The system includes 6 panels on our garage roof, 8 huge deep cycle batteries, an inverter (to covert the DC energy to AC), a monitor (to keep track of the energy generated, used, and stored in the batteries), an electrical outlet inside the house, two electrical outlets in the garage, a small fan to vent the battery compartment, and some emergency lighting.

The panels are rated to produce 1.7 KWh each hour the sun is shining and in the right position in the sky (A KW is 1000 watts, and a KWh is 1000 watts for an hour. For example, 10 100 watts light bulbs would use up a KWh in an hour. A slow cooker is rated at 300 watts, so that would use 1.5 KWh if you cooked with it for 5 hours. Note: All the math makes solar power a lot more fun.). We’re hoping the solar panels give us 15 KWh on a sunny summer day and perhaps 8 KWh on a sunny winter day. Our goal is to have available at least 5 KWh per day year round, even if we have three cloudy days in a row. (The batteries provide the power when the sun isn’t shining. The “Dummy” books suggested we store enough power for 4 cloudy days, but the solar guys talked me down to about 3. I still don’t know exactly how much energy the batteries can store and produce, because getting an straight answer about batteries isn’t easy.)

Although we wanted the solar power primarily for emergencies, we decided to hook up a refrigerator and a freezer to the system so that we didn’t waste all the electricity we could produce while we wait for the power to go out. A few weeks ago we noticed RC Willey had a sale on all its Energy Star appliances (Energy Star is a government designation for energy efficient appliances), so we went looking for a refrigerator and a freezer for the garage that would work well with the solar system.

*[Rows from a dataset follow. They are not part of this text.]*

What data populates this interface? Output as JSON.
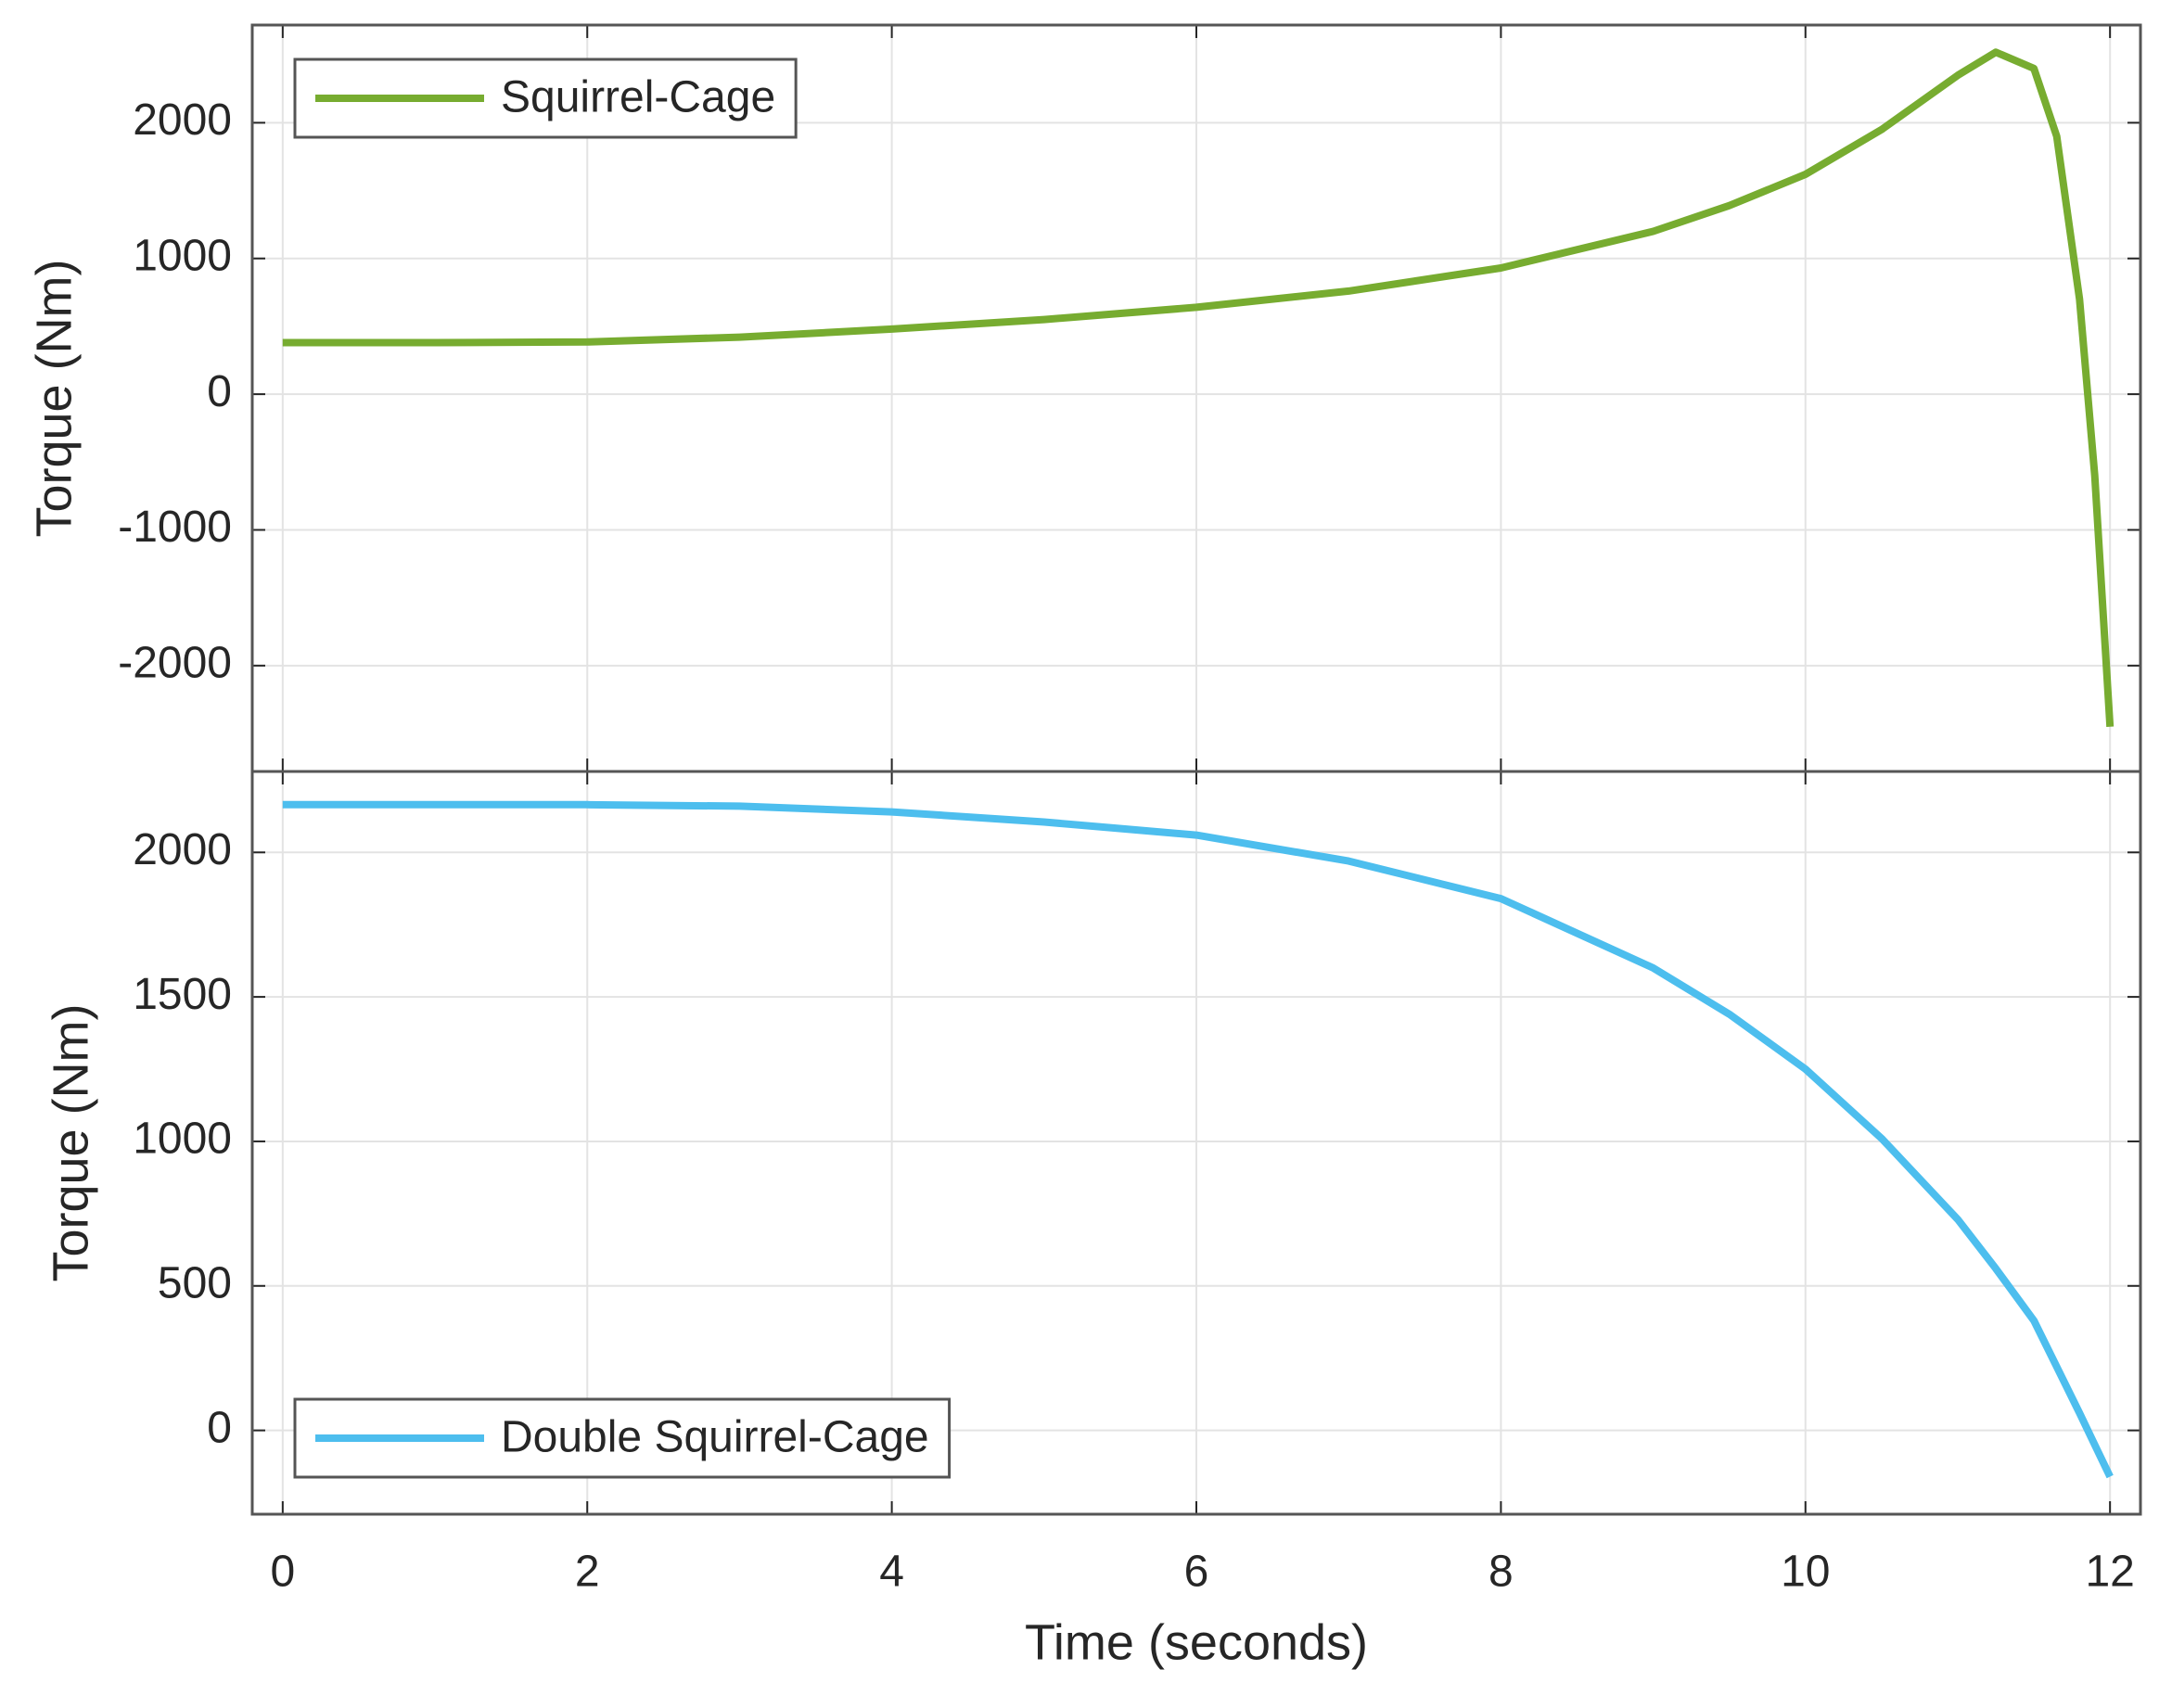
{
  "chart_data": [
    {
      "type": "line",
      "ylabel": "Torque (Nm)",
      "x": [
        0,
        1,
        2,
        3,
        4,
        5,
        6,
        7,
        8,
        9,
        9.5,
        10,
        10.5,
        11,
        11.25,
        11.5,
        11.65,
        11.8,
        11.9,
        12
      ],
      "series": [
        {
          "name": "Squirrel-Cage",
          "color": "#77ac30",
          "values": [
            380,
            380,
            385,
            420,
            480,
            550,
            640,
            760,
            930,
            1200,
            1390,
            1620,
            1950,
            2350,
            2520,
            2400,
            1900,
            700,
            -600,
            -2450
          ]
        }
      ],
      "xlim": [
        -0.2,
        12.2
      ],
      "xticks": [
        0,
        2,
        4,
        6,
        8,
        10,
        12
      ],
      "ylim": [
        -2780,
        2720
      ],
      "yticks": [
        -2000,
        -1000,
        0,
        1000,
        2000
      ],
      "grid": true,
      "legend": "upper left"
    },
    {
      "type": "line",
      "ylabel": "Torque (Nm)",
      "xlabel": "Time (seconds)",
      "x": [
        0,
        1,
        2,
        3,
        4,
        5,
        6,
        7,
        8,
        9,
        9.5,
        10,
        10.5,
        11,
        11.25,
        11.5,
        11.65,
        11.8,
        11.9,
        12
      ],
      "series": [
        {
          "name": "Double Squirrel-Cage",
          "color": "#4dbeee",
          "values": [
            2165,
            2165,
            2165,
            2160,
            2140,
            2105,
            2060,
            1970,
            1840,
            1600,
            1440,
            1250,
            1010,
            730,
            560,
            380,
            220,
            60,
            -50,
            -160
          ]
        }
      ],
      "xlim": [
        -0.2,
        12.2
      ],
      "xticks": [
        0,
        2,
        4,
        6,
        8,
        10,
        12
      ],
      "ylim": [
        -290,
        2280
      ],
      "yticks": [
        0,
        500,
        1000,
        1500,
        2000
      ],
      "grid": true,
      "legend": "lower left"
    }
  ]
}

We weren’t too concerned about prices, but we did look closely at how many KWh per year each appliance would need. We found a fridge that used only 400 KWh and a freezer that used 550 KWh. Unfortunately for the environment, none of the Energy Star freezers were frost-free, so Marieta vetoed them all. We ended up buying a freezer that needed 800 KWh. We found that the efficient appliances were relatively inexpensive (and came with government rebates), but they lacked any fancy options like an ice maker or filtered water.

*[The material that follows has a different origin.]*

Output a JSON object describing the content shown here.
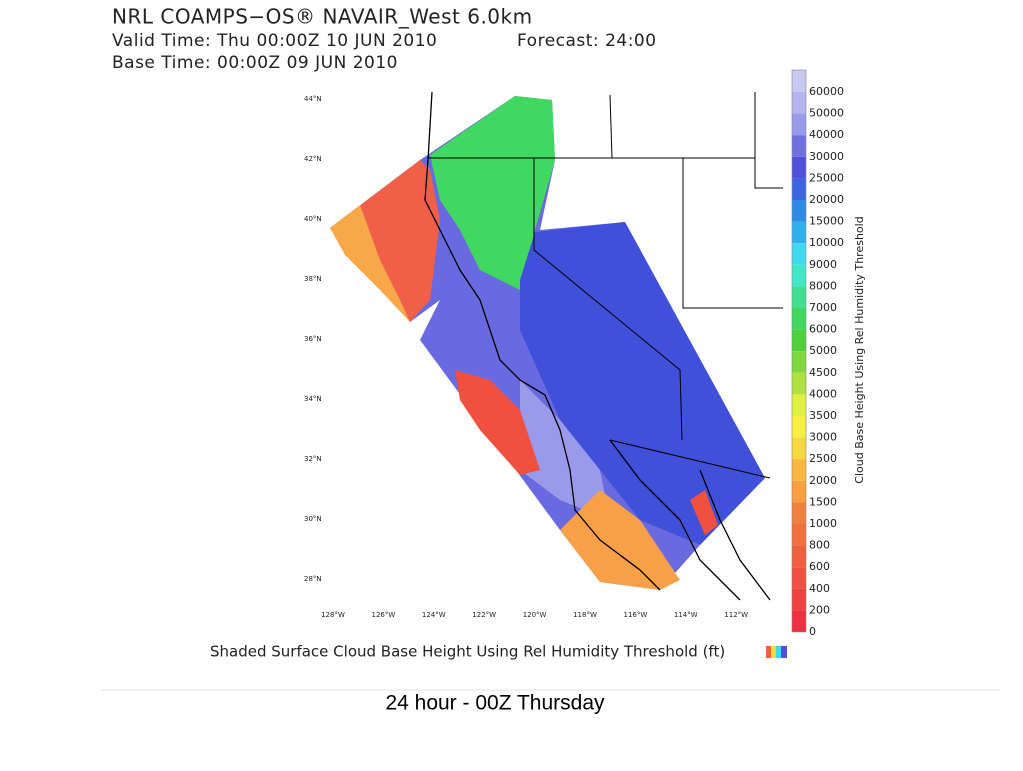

If we assume we will have 1,825 KWh of power to use in a year, we should have more than enough to provide 1,200 KWh for the appliances. We’ll see. We did put the appliances are on a special plug, so that regular power will take over if the batteries run out of juice.

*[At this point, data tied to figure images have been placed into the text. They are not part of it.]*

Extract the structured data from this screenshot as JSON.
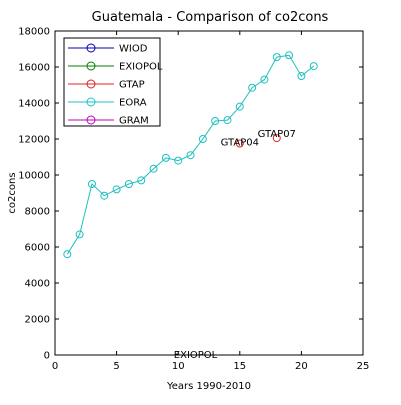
{
  "chart_data": {
    "type": "line",
    "title": "Guatemala - Comparison of co2cons",
    "xlabel": "Years 1990-2010",
    "ylabel": "co2cons",
    "xlim": [
      0,
      25
    ],
    "ylim": [
      0,
      18000
    ],
    "x_ticks": [
      0,
      5,
      10,
      15,
      20,
      25
    ],
    "y_ticks": [
      0,
      2000,
      4000,
      6000,
      8000,
      10000,
      12000,
      14000,
      16000,
      18000
    ],
    "grid": false,
    "legend_position": "top-left",
    "series": [
      {
        "name": "WIOD",
        "color": "#0000bf",
        "x": [],
        "y": []
      },
      {
        "name": "EXIOPOL",
        "color": "#008000",
        "x": [],
        "y": []
      },
      {
        "name": "GTAP",
        "color": "#e02020",
        "x": [
          15,
          18
        ],
        "y": [
          11750,
          12050
        ]
      },
      {
        "name": "EORA",
        "color": "#20c0c0",
        "x": [
          1,
          2,
          3,
          4,
          5,
          6,
          7,
          8,
          9,
          10,
          11,
          12,
          13,
          14,
          15,
          16,
          17,
          18,
          19,
          20,
          21
        ],
        "y": [
          5600,
          6700,
          9500,
          8850,
          9200,
          9500,
          9700,
          10350,
          10950,
          10800,
          11100,
          12000,
          13000,
          13050,
          13800,
          14850,
          15300,
          16550,
          16650,
          15500,
          16050
        ]
      },
      {
        "name": "GRAM",
        "color": "#bf00bf",
        "x": [],
        "y": []
      }
    ],
    "annotations": [
      {
        "text": "GTAP04",
        "x": 15,
        "y": 11750,
        "color": "#000000"
      },
      {
        "text": "GTAP07",
        "x": 18,
        "y": 12050,
        "color": "#000000"
      },
      {
        "text": "EXIOPOL",
        "x": 11,
        "y": 0,
        "color": "#000000"
      }
    ]
  }
}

I’m still not sure of the final price of the solar power system, but it will be about $20,000. If we generate and use 5 KWh per day, we will save 50 cents each day on our power bill. If this were an investment (and not just a project to keep me out of trouble), that’s a return of a little less than 1%. With the government rebates (by the way, I would like to thank those of you who pay taxes for contributing to our solar power system), the cost could be cut in half and the return could be as high as 2%. I will let you know the actual amounts once we know them.

In my next message, I hope to explain more about the batteries. I thought it would be a simple calculation to multiply the amount of energy one battery could hold by the number of batteries in the system to find out the total stored power in the batteries, but it’s not that simple. I wish I had paid more attention in my chemistry and physics classes.